Tuesday, September 14, 2004

I Pee, You Pee, We All Pee Without Privacy

I'm fighting over a bucket of pee.

That's not some clever middle-management metaphor. It's also not an obscure variation on Dorothy Parker's famous witticism about ducking for apples (listed as an event on a Halloween party invitation she received): "change one letter and it's the story of my life."

No, this is an actual bucket of pee.

"NO NO NO! LET ME DO THAT!" Eli 3.1, in a youthful tribute to the Hunt Brothers, is trying to corner the world's urine market. Whenever he uses his potty seat, he absolutely demands to empty the receptacle himself.

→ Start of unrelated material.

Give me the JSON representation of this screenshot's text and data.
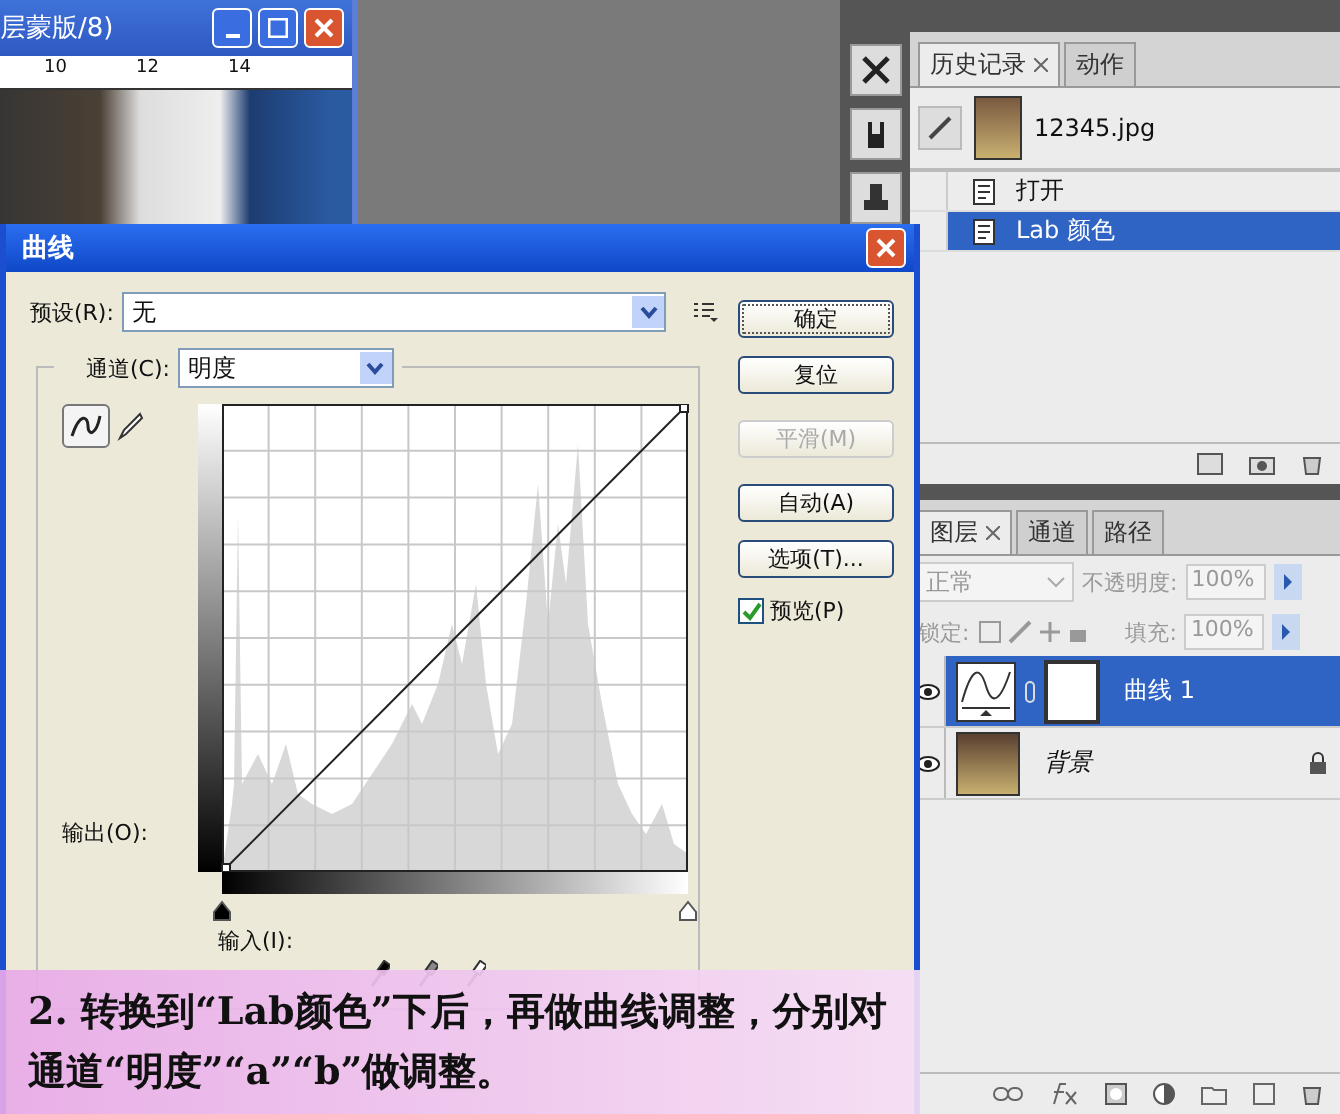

'Receptacle' is a fancy word for 'urine bucket.'

Of course, watching a three-year old carry an open container with liquid is like watching a drunk trying to play the Tip-It game. The container sways back and forth, liquid gold sloshing dangerously near the sides, but his iron grip cannot be broken.

This is all part of the Death of Urinary Privacy Act, where all privacy in regards to elimination is eliminated. As a part of potty training, your business becomes everyone's business, and much to my dismay, vice versa. After a few weeks, you begin peeing like an international jewel thief--in great haste, and on constant lookout for the guards.

Eli 3.1 has also developed his own fantasy version of urinary espionage. When the need strikes, he will shout "I got to potty!" and go racing for the nearest toilet. He will invariably follow this statement with another, which is "Mommy! You come hide behind the shower curtain!"

And, in my favorite part of the story, she usually does.

From Eli 3.1's perspective, it all makes perfect sense. He's still not totally comfortable using the toilet, so he likes to have Gloria nearby in case he needs a little help. He also wants privacy, though, so his Occam's Potty Training Razor is to have Gloria there, but out of sight.

Before you become a parent, you may imagine many things--a photographic expedition to see mountain gorillas, perhaps, or swimming across the English Channel. Perhaps you even envision a career as a South American diplomat. However, one thing I promise that you will not imagine is hiding behind a shower curtain while your child pees.

Parenthood. It's all about the possibilities.